To my astonishment – and dismay – the author, Tom Gallacher, responded adversely to Julian’s performance.‘Too negative, too downbeat’ was his judgement.
Idly, I wondered if Shakespeare was ever troubled by the astonishing variety of interpretations of Hamlet he must have endured.
There is a kind of hierarchy of persons to be respected in the creative enterprise and – after a lot of inner searching – I decided that authors were at the top of the heap. `Where would you lot be without us?’ they are inclined to mutter.
So, very reluctantly, I agreed to recast the character of Bernard Kevin – the actor-manager.
Breaking the news to Julian was gut-wrenching, but he took it with remarkable equanimity. He’d been around long enough to take the knocks, but it would have given him a late chance to shine in a leading part in London.

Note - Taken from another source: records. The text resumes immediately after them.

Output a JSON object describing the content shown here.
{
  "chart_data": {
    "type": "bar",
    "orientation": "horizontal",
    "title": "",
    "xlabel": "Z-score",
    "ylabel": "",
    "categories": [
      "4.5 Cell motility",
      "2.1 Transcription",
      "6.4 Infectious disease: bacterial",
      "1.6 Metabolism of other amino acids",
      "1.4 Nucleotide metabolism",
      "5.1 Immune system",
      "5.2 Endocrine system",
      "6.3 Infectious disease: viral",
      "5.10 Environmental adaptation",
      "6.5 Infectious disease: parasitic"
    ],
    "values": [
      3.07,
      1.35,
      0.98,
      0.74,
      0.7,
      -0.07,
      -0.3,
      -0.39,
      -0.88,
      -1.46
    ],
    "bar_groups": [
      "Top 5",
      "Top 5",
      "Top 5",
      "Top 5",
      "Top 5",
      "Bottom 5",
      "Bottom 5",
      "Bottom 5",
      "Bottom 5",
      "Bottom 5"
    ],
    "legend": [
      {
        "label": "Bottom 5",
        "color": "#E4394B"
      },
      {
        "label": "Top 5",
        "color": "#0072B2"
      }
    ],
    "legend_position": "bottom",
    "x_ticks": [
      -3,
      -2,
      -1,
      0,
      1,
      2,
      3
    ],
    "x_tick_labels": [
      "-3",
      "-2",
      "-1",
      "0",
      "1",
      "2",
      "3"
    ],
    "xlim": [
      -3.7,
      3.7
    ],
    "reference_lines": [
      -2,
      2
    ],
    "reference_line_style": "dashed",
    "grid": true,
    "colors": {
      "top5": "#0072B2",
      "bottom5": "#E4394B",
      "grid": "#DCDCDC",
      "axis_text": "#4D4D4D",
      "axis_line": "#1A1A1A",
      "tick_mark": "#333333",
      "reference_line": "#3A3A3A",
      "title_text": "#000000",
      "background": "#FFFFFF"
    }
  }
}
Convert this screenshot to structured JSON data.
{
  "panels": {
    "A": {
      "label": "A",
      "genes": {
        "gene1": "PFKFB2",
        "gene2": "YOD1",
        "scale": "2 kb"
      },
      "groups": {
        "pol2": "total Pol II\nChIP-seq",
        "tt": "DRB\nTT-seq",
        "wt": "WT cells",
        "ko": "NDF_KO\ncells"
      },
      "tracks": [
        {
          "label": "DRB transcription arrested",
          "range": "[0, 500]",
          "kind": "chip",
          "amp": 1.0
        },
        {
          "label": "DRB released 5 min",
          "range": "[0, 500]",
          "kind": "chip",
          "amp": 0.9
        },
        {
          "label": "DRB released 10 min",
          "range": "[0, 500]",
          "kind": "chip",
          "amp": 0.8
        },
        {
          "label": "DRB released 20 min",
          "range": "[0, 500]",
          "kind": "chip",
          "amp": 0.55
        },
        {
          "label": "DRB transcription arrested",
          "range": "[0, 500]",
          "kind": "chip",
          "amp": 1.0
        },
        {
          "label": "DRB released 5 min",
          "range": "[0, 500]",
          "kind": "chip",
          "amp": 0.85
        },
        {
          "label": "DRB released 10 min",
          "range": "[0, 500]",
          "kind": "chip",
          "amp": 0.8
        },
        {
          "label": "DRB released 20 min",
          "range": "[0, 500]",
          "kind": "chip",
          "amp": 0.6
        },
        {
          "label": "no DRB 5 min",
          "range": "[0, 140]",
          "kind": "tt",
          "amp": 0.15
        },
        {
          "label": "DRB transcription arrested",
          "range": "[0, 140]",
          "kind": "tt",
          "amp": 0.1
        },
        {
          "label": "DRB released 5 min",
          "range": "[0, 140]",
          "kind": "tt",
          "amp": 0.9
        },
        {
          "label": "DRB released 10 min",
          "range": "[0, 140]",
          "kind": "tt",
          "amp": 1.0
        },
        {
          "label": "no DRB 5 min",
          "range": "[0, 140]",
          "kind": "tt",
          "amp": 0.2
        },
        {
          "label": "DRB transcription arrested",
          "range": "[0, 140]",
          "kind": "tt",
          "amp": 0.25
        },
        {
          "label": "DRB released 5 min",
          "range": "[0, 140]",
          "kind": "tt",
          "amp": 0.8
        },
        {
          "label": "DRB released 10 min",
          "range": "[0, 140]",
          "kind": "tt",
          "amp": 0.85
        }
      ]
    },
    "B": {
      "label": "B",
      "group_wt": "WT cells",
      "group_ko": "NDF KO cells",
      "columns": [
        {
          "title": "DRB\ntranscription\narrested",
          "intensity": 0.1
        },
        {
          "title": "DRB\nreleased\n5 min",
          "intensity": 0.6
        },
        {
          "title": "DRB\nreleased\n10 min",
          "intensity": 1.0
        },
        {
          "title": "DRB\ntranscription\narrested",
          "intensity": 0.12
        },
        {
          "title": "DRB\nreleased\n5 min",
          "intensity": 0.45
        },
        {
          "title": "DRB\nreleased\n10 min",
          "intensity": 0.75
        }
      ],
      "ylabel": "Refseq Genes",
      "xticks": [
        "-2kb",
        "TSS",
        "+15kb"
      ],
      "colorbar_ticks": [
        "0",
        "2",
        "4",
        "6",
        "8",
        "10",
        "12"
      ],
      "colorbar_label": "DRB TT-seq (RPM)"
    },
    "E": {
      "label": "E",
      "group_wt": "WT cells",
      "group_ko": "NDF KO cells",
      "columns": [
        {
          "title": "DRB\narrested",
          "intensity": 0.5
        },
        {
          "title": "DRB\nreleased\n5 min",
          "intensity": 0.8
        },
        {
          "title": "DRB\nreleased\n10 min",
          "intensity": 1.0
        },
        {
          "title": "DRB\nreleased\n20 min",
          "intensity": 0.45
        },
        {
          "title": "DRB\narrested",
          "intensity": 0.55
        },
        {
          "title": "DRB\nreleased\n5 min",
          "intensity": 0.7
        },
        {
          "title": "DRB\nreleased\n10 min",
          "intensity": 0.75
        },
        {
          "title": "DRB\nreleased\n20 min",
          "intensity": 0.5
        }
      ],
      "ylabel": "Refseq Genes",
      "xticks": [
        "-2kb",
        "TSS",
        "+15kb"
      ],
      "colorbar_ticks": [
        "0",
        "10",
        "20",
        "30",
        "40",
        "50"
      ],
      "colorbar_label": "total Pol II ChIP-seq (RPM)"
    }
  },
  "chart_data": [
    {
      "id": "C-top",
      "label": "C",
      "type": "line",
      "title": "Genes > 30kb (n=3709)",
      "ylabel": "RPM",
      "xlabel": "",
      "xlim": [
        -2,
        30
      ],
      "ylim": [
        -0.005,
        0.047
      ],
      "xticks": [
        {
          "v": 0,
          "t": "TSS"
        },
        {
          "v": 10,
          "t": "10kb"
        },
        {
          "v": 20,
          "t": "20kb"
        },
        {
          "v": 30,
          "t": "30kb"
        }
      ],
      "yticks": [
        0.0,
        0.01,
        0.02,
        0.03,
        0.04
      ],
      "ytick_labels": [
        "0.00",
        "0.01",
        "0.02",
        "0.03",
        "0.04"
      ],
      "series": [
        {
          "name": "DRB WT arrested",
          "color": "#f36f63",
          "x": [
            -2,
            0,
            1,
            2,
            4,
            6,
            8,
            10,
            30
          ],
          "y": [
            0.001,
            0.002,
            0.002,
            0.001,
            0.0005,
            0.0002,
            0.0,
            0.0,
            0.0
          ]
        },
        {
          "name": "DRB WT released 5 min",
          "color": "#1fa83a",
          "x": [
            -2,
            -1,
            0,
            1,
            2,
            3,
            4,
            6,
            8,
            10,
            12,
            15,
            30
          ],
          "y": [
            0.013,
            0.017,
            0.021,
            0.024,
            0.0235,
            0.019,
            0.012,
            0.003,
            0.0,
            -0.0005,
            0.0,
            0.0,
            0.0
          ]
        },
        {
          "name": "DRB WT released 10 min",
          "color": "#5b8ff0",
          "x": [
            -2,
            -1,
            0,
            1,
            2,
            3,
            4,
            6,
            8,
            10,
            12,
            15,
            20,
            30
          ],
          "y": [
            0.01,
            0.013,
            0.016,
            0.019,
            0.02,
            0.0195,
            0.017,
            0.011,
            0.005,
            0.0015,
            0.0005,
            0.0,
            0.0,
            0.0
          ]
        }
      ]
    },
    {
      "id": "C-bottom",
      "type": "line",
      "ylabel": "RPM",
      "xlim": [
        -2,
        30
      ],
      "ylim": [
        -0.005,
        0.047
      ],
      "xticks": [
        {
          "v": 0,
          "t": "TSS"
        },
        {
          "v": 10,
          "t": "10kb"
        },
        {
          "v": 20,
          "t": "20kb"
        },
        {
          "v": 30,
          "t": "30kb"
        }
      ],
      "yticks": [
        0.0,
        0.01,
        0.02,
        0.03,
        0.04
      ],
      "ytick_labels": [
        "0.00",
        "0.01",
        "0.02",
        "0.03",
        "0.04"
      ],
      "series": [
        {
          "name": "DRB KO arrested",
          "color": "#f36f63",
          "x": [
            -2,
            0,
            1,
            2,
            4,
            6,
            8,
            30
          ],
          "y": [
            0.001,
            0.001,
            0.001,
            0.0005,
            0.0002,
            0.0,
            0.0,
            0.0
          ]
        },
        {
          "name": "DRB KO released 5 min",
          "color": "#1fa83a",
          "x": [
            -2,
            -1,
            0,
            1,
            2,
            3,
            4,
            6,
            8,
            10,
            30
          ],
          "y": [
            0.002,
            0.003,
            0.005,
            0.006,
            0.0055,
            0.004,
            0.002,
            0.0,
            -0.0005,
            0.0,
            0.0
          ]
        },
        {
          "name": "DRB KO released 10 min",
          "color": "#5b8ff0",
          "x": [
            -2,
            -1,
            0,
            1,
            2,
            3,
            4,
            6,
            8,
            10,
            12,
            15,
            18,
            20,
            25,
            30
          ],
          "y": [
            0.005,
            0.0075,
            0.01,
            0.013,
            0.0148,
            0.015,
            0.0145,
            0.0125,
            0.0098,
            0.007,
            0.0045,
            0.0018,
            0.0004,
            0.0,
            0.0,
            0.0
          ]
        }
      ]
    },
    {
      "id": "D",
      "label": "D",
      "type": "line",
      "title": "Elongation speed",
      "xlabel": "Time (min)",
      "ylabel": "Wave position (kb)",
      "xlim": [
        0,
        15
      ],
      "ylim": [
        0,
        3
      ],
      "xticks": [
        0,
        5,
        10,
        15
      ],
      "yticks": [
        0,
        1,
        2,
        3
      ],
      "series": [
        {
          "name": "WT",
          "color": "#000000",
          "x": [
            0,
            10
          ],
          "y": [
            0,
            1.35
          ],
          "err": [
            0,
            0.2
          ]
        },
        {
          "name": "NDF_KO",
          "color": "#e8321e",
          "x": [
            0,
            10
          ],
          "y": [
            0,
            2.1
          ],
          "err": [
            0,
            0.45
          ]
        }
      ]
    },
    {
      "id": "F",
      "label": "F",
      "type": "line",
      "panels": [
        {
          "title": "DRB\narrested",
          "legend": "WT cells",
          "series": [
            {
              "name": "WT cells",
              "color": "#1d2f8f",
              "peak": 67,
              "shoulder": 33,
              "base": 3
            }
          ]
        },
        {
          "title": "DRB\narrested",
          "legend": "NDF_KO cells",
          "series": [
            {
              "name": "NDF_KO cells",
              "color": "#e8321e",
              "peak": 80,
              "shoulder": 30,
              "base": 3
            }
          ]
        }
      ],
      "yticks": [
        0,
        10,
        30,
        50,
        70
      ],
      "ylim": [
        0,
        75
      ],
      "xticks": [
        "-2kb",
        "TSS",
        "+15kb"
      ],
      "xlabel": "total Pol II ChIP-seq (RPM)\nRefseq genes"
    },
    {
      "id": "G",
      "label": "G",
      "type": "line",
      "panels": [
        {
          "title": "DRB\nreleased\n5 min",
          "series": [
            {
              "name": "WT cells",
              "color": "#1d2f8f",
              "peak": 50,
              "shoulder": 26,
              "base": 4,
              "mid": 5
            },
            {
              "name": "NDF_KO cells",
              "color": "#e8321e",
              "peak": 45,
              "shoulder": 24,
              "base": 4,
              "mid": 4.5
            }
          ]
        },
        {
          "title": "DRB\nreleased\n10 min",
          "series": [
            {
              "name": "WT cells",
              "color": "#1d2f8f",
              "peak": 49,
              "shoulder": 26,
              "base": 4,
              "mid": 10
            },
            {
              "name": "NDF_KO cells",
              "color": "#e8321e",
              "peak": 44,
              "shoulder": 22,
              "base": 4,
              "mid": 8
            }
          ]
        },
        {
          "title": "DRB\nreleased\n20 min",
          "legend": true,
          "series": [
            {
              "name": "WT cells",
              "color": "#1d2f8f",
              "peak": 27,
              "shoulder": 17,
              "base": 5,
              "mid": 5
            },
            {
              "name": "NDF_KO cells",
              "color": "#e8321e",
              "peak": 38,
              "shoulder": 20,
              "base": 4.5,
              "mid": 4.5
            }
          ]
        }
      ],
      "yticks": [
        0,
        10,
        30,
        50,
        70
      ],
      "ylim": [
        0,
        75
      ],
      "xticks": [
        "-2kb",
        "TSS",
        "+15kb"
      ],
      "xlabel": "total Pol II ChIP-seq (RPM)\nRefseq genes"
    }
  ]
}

Although the King’s Head was making waves in the press and seducing audiences with its bohemian mix of grub, booze and high-class shows, it was still a stretch for a theatre star, with a big name, to risk treading the makeshift boards at the back of an Islington public house.
I clearly remember trying to interest Peter Bayliss… amongst others.
But, it was David Swift who was raring to have a go. His brother, Clive, was much better known than he was and he wanted very much to match his bro’s success.
We were losing publicity momentum with every delay in bringing Revival! to London yet, try as he might, David could never be consistent. One day his actor-managerial gravitas was convincing – the next he would be chattering away his lines like a West End playboy.
Rehearsals with David were fraught and, after a week or so, it became clear that he’d never be convincing as an old-school actor manager.
More or less amicably, we agreed to call it a day.